The smaller, Covid-appropriate funeral held on Saturday, 17 April, was a poignant and fitting tribute to a dedicated royal consort. Limited to only 30 guests, we watched as the Prince’s wife, children, grandchildren, and cousins celebrated his life and service. Philip planned every element of the ceremony, including designing the Land Rover that carried his coffin. 

There was no sermon and no discussion of his dedicated military service. However, it was still highlighted by his musical selections. The inclusion of “The Last Post” and “Action Station” was incredibly touching. As with many Commonwealth countries, Canadian Remembrance Day ceremonies include “The Last Post”, and it was the perfect final reminder of his military career and his military appointments.

Prince Philip held 11 different Canadian military appointments. His last visit to Canada in 2013 was to present new regimental colours to the 3rd Battalion of the Royal Canadian Battalion. He had ensured that several of his orders and insignia were on display in the chapel during the funeral. Included in those on display were his Canadian Forces Decoration, the Canadian Order of Military Merit, and the Order of Canada. Given how many orders and honours he received in his lifetime, I appreciated that they were included. 

Brigadier-General Paul Doyle represented the Canadian Armed Forces.

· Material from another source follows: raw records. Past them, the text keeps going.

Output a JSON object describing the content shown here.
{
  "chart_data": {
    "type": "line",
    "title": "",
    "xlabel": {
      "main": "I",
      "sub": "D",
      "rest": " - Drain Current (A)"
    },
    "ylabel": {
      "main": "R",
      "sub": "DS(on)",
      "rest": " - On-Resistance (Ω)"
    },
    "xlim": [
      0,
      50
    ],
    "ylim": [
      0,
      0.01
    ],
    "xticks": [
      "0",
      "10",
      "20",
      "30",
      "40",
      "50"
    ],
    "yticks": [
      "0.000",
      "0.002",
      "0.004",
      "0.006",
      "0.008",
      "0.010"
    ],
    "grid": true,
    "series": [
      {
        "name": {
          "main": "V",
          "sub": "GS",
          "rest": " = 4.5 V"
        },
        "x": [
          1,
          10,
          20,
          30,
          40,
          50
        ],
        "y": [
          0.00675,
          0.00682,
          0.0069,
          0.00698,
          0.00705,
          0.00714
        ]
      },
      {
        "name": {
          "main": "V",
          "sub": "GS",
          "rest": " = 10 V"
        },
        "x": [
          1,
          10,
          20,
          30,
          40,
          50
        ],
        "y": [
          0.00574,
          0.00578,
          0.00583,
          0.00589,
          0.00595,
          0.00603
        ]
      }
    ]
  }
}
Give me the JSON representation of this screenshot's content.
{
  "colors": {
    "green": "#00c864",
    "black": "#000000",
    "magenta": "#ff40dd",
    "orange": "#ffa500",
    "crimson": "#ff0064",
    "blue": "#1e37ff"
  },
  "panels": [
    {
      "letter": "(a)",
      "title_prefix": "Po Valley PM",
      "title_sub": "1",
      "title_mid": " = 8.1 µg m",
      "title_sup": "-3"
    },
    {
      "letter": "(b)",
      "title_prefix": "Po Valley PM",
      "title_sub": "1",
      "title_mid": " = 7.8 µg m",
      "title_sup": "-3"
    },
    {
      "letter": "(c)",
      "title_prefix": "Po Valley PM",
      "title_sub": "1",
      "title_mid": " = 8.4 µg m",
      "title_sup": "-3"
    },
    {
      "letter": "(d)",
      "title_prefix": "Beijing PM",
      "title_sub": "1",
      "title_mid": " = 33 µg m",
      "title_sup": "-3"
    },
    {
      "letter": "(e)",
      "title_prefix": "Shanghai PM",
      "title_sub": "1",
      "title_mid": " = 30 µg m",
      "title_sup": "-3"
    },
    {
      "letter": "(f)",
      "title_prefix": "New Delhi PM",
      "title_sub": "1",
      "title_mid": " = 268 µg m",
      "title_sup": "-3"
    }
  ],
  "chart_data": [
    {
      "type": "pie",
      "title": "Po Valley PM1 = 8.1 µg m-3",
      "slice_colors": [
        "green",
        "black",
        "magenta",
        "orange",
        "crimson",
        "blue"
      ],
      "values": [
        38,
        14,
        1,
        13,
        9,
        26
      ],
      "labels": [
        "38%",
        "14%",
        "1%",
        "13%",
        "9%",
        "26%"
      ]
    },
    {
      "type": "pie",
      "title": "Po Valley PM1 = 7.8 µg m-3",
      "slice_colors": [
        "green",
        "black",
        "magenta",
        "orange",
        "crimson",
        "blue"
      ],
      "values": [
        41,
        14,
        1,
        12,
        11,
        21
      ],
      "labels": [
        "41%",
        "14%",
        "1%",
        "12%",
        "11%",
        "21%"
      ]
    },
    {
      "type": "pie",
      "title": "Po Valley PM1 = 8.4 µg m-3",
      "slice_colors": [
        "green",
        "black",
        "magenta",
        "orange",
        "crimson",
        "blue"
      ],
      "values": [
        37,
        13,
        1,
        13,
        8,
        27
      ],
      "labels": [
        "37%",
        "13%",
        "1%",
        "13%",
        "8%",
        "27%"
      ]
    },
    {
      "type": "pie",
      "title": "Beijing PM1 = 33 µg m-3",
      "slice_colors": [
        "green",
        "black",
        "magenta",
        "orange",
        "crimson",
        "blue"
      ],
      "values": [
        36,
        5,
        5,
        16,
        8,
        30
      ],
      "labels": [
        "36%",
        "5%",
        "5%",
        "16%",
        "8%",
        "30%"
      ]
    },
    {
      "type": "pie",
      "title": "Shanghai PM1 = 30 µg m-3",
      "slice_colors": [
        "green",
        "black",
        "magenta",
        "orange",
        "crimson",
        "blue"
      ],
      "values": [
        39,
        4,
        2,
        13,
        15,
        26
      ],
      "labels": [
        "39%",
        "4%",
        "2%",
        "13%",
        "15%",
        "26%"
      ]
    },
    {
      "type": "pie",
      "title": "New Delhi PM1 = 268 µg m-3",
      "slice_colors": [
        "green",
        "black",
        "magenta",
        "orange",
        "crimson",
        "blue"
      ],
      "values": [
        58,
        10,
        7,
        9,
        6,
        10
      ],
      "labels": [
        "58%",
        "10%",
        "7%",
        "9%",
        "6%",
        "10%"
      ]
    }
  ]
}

Given that we are all under such tight restrictions with Covid, I thought it was wonderful that a Canadian could be included in the procession. (He did not attend the service in the chapel but only walked in the procession.) 

Although it was not a long funeral, it was a touching and moving service. Knowing that it was exactly as he planned makes it that much more special, and I’m thankful that Canada was included. 

Shortly after the funeral, there was a commemorative service held in Ottawa to celebrate Prince Philip’s life and relationship with Canada.